Troubadours

 

 

(Occitaans trobador = ‘vinder’, dichter). Oorspronkelijk de Zuid-Franse minnedichters uit de middeleeuwen (elfde-dertiende eeuw). Men beschouwt de troubadour als de Occitaanse tegenhanger van de Noord-Franse trouvère, (sien trouvères ) o.m. op basis van een etymologische verwantschap (‘trouver’ = vinden, dichten), hoewel de trouvères tot een wat latere periode behoren.
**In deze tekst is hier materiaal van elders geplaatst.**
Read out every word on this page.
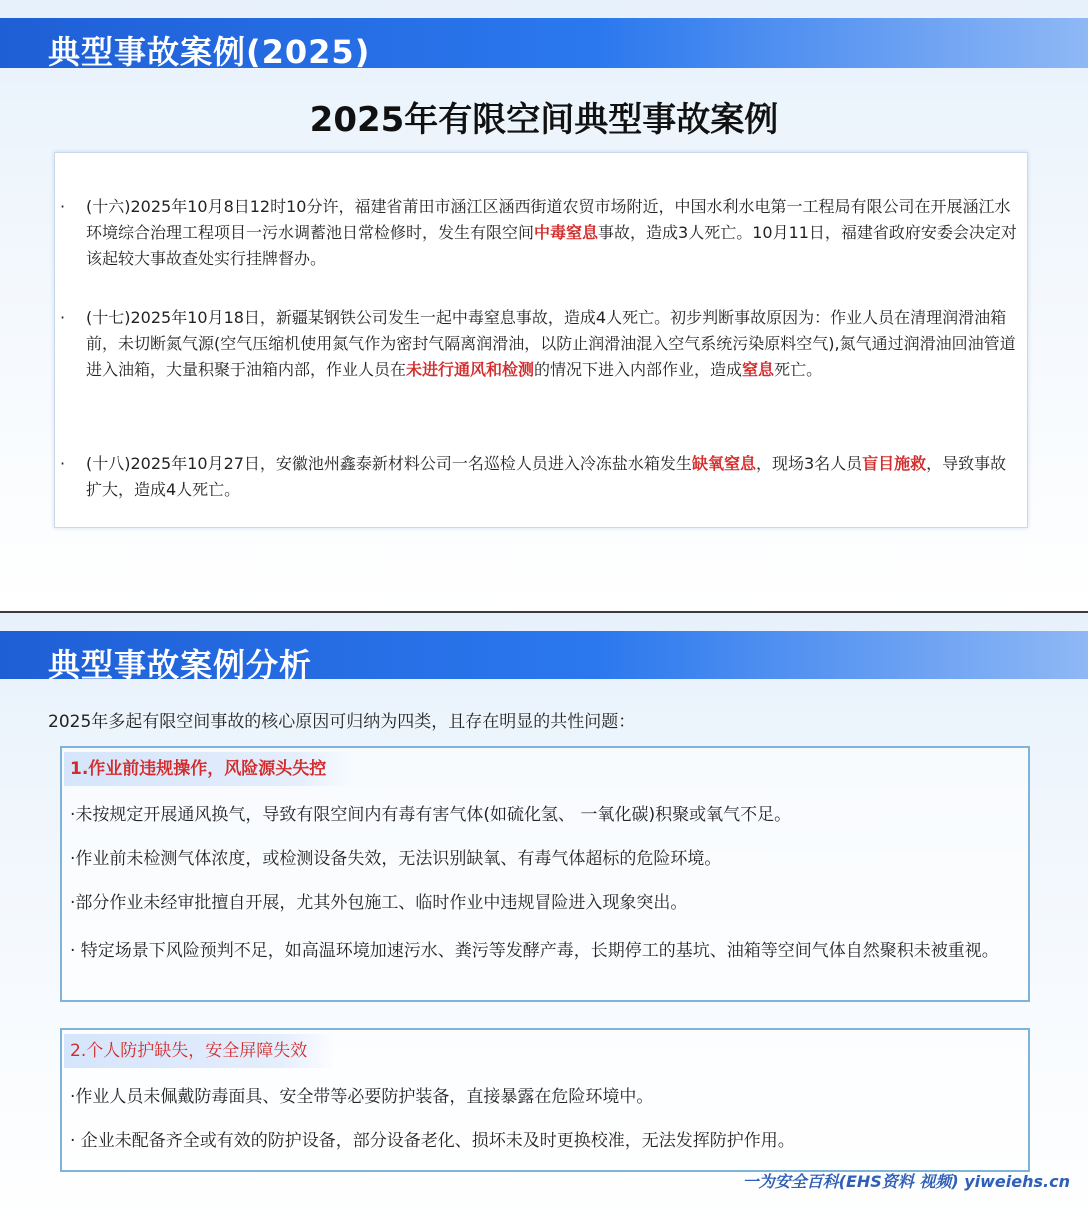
典型事故案例(2025)
2025年有限空间典型事故案例
· (十六)2025年10月8日12时10分许，福建省莆田市涵江区涵西街道农贸市场附近，中国水利水电第一工程局有限公司在开展涵江水环境综合治理工程项目一污水调蓄池日常检修时，发生有限空间中毒窒息事故，造成3人死亡。10月11日，福建省政府安委会决定对该起较大事故查处实行挂牌督办。
· (十七)2025年10月18日，新疆某钢铁公司发生一起中毒窒息事故，造成4人死亡。初步判断事故原因为：作业人员在清理润滑油箱前，未切断氮气源(空气压缩机使用氮气作为密封气隔离润滑油，以防止润滑油混入空气系统污染原料空气),氮气通过润滑油回油管道进入油箱，大量积聚于油箱内部，作业人员在未进行通风和检测的情况下进入内部作业，造成窒息死亡。
· (十八)2025年10月27日，安徽池州鑫泰新材料公司一名巡检人员进入冷冻盐水箱发生缺氧窒息，现场3名人员盲目施救，导致事故扩大，造成4人死亡。
典型事故案例分析
2025年多起有限空间事故的核心原因可归纳为四类，且存在明显的共性问题：
1.作业前违规操作，风险源头失控
·未按规定开展通风换气，导致有限空间内有毒有害气体(如硫化氢、 一氧化碳)积聚或氧气不足。
·作业前未检测气体浓度，或检测设备失效，无法识别缺氧、有毒气体超标的危险环境。
·部分作业未经审批擅自开展，尤其外包施工、临时作业中违规冒险进入现象突出。
· 特定场景下风险预判不足，如高温环境加速污水、粪污等发酵产毒，长期停工的基坑、油箱等空间气体自然聚积未被重视。
2.个人防护缺失，安全屏障失效
·作业人员未佩戴防毒面具、安全带等必要防护装备，直接暴露在危险环境中。
· 企业未配备齐全或有效的防护设备，部分设备老化、损坏未及时更换校准，无法发挥防护作用。
一为安全百科(EHS资料 视频) yiweiehs.cn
Verder moet men de troubadour, die tekst en muziek vervaardigde, onderscheiden van de jongleur , wiens rol meestal beperkt bleef tot de uitvoering.

De troubadourslyriek staat in een erg nauwe relatie tot de ontwikkeling van de Occitaanse cultuur, waarvan zij een typisch product kan worden genoemd. Hoofdthema van die poëzie is de hoofse liefde (fin’amors; zie ook minnesang ), behandeld in de canso ; ook andere genres kwamen er tot bloei: de alba (ochtendlied), balada (danslied), tenso (sien tenson)  en partimen  (dialoogliederen), pastorela (idyllisch lied) en sirvente(s) (satirisch-politiek lied). Ongeveer 400 troubadours zijn ons met name bekend; zij behoren tot zowat alle lagen van de bevolking. De beroemdste onder hen zijn: Guilhem IX, hertog van Aquitanië, Marcabru, Bernart de Ventadorn, Arnaut Daniel, Jaufré Rudel.

Literatuur: H. van der Werf, The Chansons of the Troubadours and Trouvères. A study of the melodies and their relation to the poems, 1972. R. Stuip & C. Vellekoop, Hoofse cultuur, 1983. G. Zuchetto, Terre des troubadours XII-XIIIe siècles, 1996. S. Gaunt & S. Kay, The Troubadours. An introduction, 1999.